WIFS (Weekly Iron-Folic Acid Supplementation) is a RKSK sub-component addressing the critical problem of adolescent anaemia. Under WIFS:
- Adolescent girls 10–19 years (both in-school and out-of-school): weekly IFA tablet (100 mg elemental iron + 500 µg folic acid) throughout the year, plus biannual deworming with albendazole 400 mg.
- Adolescent boys in high-anaemia-burden districts: weekly IFA to address male adolescent anaemia.
- In-school WIFS: supervised weekly administration at schools on a designated day.
- Out-of-school WIFS: distributed through ANMs/ASHAs for adolescents not in the school system.
HEEADSSS psychosocial assessment is a structured, evidence-based tool for identifying psychosocial risk in adolescent clinical encounters. The mnemonic covers nine domains:
- H — Home (living situation, family relationships, safety at home)
- E — Education/Employment (school performance, absenteeism, vocational status)
- E — Eating (dietary habits, body image, disordered eating concern)
- A — peer Activity (hobbies, sports, peer group, screen time)

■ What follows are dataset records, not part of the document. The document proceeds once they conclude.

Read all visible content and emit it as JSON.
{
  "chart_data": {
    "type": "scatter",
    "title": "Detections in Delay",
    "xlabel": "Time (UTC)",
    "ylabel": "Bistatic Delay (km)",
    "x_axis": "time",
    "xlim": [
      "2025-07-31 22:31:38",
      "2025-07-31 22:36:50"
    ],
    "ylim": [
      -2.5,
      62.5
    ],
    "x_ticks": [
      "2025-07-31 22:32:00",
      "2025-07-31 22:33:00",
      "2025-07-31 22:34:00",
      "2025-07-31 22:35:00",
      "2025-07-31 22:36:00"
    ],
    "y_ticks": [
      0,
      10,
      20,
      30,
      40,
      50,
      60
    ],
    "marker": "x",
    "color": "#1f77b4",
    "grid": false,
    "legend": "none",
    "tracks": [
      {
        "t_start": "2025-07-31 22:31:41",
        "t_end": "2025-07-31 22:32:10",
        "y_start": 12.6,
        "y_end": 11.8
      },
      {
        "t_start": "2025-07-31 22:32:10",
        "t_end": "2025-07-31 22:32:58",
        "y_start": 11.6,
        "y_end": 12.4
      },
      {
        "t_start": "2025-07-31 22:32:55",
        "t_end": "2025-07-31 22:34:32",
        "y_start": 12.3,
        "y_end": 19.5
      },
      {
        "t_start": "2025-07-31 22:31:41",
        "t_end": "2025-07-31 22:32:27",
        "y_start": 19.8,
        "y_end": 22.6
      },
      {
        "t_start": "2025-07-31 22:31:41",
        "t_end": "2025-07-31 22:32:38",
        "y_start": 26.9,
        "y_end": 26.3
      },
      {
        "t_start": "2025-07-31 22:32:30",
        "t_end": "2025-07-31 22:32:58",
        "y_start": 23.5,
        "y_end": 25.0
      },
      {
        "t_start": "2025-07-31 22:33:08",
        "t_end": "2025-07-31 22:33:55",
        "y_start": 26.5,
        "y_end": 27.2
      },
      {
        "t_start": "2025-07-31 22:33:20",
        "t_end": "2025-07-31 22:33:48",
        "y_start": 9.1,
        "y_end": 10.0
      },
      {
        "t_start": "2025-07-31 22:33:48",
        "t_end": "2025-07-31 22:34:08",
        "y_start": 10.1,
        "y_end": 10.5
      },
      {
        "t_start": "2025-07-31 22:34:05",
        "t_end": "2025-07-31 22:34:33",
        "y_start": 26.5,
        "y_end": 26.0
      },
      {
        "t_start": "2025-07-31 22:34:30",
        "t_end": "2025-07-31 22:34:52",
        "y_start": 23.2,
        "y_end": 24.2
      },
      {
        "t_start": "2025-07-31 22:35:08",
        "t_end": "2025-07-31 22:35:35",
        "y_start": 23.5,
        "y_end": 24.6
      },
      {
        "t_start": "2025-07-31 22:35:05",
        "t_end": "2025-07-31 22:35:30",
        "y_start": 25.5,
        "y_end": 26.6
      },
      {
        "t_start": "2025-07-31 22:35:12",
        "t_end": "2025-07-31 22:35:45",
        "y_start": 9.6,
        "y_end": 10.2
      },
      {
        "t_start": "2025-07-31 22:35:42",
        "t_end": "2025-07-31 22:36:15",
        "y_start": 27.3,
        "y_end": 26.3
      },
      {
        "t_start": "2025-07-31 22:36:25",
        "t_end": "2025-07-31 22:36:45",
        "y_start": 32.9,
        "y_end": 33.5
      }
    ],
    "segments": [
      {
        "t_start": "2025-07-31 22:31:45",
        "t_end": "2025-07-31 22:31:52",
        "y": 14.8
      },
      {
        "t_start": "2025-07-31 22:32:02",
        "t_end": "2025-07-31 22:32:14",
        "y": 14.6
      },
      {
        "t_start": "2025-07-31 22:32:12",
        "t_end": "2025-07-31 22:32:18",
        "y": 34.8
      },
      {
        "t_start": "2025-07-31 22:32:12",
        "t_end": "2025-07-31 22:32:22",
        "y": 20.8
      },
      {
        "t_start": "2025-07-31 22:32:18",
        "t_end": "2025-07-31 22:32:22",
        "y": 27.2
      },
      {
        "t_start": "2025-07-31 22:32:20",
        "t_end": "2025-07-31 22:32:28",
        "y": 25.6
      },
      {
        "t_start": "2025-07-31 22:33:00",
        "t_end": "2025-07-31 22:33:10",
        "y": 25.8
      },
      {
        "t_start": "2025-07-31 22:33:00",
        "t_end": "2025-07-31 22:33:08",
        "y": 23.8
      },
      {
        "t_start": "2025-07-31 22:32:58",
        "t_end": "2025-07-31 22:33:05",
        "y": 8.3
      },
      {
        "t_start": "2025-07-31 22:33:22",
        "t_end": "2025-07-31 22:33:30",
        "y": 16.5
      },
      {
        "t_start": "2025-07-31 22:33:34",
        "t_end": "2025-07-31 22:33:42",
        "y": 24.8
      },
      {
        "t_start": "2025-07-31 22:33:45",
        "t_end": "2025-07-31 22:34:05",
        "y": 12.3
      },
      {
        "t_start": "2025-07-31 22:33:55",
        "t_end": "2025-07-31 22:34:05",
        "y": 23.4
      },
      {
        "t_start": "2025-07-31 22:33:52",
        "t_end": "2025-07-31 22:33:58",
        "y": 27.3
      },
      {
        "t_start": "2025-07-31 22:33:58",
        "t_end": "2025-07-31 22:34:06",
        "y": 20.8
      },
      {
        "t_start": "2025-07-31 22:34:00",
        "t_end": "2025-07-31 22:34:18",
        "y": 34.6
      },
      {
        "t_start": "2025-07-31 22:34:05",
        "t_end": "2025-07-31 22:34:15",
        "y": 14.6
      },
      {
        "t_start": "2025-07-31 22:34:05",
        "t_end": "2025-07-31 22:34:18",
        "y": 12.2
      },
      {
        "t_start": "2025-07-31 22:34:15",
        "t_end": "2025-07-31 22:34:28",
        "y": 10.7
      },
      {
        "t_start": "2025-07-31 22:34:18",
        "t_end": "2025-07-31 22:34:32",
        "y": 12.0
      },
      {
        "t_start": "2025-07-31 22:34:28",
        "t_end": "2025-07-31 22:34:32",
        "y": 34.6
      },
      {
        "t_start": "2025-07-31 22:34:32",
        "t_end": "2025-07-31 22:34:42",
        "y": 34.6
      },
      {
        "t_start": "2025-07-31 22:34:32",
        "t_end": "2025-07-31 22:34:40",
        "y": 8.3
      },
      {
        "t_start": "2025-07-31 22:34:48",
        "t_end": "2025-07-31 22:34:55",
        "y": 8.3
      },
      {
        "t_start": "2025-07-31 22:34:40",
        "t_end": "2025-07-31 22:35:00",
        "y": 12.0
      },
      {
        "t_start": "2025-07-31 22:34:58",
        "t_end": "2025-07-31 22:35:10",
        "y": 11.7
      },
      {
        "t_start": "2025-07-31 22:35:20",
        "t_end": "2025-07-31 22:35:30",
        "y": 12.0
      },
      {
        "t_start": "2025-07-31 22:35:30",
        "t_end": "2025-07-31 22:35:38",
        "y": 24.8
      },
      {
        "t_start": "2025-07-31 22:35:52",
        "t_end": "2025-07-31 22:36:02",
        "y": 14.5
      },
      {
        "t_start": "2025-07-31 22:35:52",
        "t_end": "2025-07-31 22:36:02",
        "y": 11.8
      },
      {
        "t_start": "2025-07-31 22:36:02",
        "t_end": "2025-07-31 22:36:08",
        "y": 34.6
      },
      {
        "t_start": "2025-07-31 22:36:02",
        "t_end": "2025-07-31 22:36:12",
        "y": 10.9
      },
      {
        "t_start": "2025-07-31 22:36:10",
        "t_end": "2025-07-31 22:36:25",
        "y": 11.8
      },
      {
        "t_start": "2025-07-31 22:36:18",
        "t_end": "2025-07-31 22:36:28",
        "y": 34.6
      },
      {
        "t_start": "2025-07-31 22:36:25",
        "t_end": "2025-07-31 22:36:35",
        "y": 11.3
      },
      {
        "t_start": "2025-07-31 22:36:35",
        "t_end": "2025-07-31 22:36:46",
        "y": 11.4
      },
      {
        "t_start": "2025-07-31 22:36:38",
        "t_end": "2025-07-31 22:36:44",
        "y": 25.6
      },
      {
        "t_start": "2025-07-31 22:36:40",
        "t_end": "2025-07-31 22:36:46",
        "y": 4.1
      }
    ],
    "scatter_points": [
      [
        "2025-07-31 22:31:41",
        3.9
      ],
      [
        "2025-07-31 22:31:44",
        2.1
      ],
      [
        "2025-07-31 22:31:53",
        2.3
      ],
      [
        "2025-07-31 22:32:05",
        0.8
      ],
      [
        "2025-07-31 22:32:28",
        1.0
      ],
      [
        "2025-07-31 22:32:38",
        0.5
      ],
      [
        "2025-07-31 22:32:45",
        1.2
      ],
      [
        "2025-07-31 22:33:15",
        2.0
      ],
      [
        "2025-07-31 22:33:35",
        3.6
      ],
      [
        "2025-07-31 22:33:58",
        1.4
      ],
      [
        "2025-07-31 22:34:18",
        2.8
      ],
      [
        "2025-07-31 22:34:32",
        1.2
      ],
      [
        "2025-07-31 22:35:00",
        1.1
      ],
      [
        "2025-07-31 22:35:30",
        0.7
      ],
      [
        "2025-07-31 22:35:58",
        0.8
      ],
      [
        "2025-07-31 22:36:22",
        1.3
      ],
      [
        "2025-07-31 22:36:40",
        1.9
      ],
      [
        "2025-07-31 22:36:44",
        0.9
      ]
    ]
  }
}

- D — Drugs (tobacco, alcohol, inhalants, cannabis, other substances)
- S — Sexuality (sexual activity, orientation, contraception, STI risk, pregnancy concern)
- S — Suicide/depression (mood, self-harm, suicidal ideation)
- S — Safety (road safety, physical violence at home/school, bullying, abuse)
HEEADSSS is typically introduced with general, less sensitive questions (Home, Education, Activities) before moving to more sensitive domains (Drugs, Sexuality, Suicide). It is NOT a written questionnaire to be handed to the adolescent — it is a structured interview technique. Confidentiality must be established clearly at the outset: the clinician should explain to the adolescent that information shared will remain private UNLESS there is immediate risk of harm to themselves or others. This mirrors the ethical framework discussed in PE6.7.